The seeds of the Mustard (black) are of both medicinal and commercial uses.
• It strengthens the heart and resists poisons. A decoction of the seed in wine resists poison, the rnalignity of Mushrooms and the bites of venomous creatures.
• An outward application eases the pain of sciatica and the gout and aching joints.
• Mustard is used in the form of poultices for external application near the seat of inward inflammation, chiefly in pneumonia, bronchitis and other diseases of the respiratory organs.
• It relieves congestion of various organs by drawing the blood to the surface, as in head affections, and is of service in the alleviation of neuralgia and other pains and spasms.
• Oil of Mustard is a very useful application for chilblains, chronic rheumatism, colic, etc.
• Hot water poured on bruised Black Mustard seeds makes a stimulating footbath and helps to throw off a cold or dispel a headache. It also acts as an excellent fomentation.
• The bland oil expressed from the hulls of the seeds, after the flour has been sifted away, promotes the growth of the hair and may be used with benefit externally for rheumatism.
• The rubefacient action causes a mild irritation to the skin, stimulating the circulation in that area and relieving muscular and skeletal pain.
• Traditional doctors in the past used this oil as the basis for the renowned traditional mustard plaster used in so many treatments.

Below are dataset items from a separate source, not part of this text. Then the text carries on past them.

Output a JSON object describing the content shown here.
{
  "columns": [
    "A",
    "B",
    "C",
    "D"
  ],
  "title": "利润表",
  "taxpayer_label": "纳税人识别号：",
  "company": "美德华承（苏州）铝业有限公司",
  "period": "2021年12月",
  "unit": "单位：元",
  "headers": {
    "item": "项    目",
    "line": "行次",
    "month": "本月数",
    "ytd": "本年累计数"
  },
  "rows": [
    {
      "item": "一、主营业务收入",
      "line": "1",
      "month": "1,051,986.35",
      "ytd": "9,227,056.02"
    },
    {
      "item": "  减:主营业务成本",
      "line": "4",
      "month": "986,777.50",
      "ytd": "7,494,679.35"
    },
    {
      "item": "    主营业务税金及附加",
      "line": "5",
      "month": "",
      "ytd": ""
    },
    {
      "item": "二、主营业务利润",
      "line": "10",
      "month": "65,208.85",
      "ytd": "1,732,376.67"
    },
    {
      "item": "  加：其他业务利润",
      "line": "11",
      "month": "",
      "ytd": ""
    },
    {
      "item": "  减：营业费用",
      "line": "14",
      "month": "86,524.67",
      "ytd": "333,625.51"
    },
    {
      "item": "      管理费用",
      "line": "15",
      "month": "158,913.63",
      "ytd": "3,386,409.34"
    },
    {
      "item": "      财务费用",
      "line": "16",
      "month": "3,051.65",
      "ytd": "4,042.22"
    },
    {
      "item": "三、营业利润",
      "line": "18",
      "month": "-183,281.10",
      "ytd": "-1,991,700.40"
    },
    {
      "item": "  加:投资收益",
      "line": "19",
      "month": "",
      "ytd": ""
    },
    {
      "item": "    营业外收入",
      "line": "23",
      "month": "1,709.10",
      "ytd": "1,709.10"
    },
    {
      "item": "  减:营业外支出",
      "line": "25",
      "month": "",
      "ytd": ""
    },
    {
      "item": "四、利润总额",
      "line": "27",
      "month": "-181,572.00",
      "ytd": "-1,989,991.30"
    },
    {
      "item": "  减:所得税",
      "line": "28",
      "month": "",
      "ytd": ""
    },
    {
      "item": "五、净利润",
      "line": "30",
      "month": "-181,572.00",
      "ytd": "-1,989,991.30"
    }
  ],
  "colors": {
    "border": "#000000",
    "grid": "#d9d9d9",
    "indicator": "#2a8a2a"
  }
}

• The black mustard seeds have been shown to be very effective as external agents for the alleviation of sub-surface inflammations on the skin.
• It can be used in treating colds, influenza, bronchitis and fever.

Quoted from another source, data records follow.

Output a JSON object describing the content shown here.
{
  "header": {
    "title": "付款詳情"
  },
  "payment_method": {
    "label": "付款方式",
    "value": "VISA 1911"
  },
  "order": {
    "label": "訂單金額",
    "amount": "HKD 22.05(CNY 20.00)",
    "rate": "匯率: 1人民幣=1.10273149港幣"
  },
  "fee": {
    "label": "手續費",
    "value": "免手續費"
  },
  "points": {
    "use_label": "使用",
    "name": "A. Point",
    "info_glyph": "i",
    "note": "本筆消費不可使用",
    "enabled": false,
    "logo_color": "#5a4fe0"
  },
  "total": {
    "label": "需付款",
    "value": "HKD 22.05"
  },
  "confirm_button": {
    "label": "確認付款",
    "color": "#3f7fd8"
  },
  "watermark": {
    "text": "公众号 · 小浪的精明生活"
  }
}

• When taken internally, was reported highly successful in promoting the absorption of scar tissue.
• Compound liniment of mustard has been used by athletes for the relief of strained, aching muscles.

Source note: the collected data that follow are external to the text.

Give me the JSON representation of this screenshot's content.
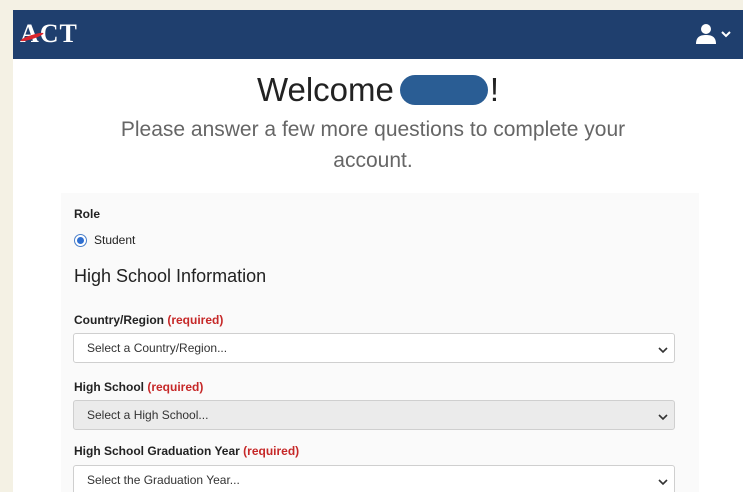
{
  "header": {
    "logo_text": "ACT",
    "user_menu_icon": "user-icon",
    "chevron_icon": "chevron-down-icon"
  },
  "welcome": {
    "prefix": "Welcome",
    "suffix": "!"
  },
  "subtitle": "Please answer a few more questions to complete your account.",
  "form": {
    "role": {
      "label": "Role",
      "option": "Student",
      "selected": true
    },
    "section_title": "High School Information",
    "country": {
      "label": "Country/Region",
      "required": "(required)",
      "placeholder": "Select a Country/Region..."
    },
    "high_school": {
      "label": "High School",
      "required": "(required)",
      "placeholder": "Select a High School..."
    },
    "grad_year": {
      "label": "High School Graduation Year",
      "required": "(required)",
      "placeholder": "Select the Graduation Year..."
    }
  },
  "colors": {
    "header_bg": "#1f3f6e",
    "required": "#c62828",
    "accent": "#2f6fd0"
  }
}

• The seeds of mustard crushed and mixed with honey make an excellent tonic for singers to have a clear voice.
• The Black Mustard is employed in cooking, as well as eaten as green vegetable. The young leaves may be eaten as salad.
• The oil is very little affected by frost or the atmosphere, and is therefore specially prized by clock-makers and makers of instruments of precision.
• The plant itself, including the stalk and the leaves are very nutritious food, and are either cooked or added to salads raw.
• Mustard is also a powerful germicide; surgeons used to disinfect their hands with a paste of mustard seeds and water.
It is theorized that black mustard is the seed mentioned by Jesus in Matthew, the Bible.
Gerard in 1623 says the seed of Mustard pounded with vinegar is an excellent sauce, good to be eaten with any gross meats, either fish or flesh, because it doth help digestion, warmth the stomach and provoked appetite.'
Tusser mentions its garden cultivation and domestic use in the sixteenth century, and Shakespeare alludes more than once to it: Tewkesbury mustard is referred to in Henry IV.
Guatama Buddha also told a parable about the mustard seed, and in India, mustard is the symbol of reproductive generation.
Folklores tell us that sprinkling of black mustard seeds and Sulphur Powder on an enemy's doorstep or throw the seeds in the yard causes trouble to them. It is believed to disrupt the activities of unwanted associates or troublesome people and is therefore found as an ingredient in formulas like Hot Foot Powder, Inflammatory Confusion Powder, and Law Keep Away Powder, and Court Case Oil. The ancient Greek physicians held mustard in such esteem that they attributed its discovery to Aesculapius, demigod of medicine and healing.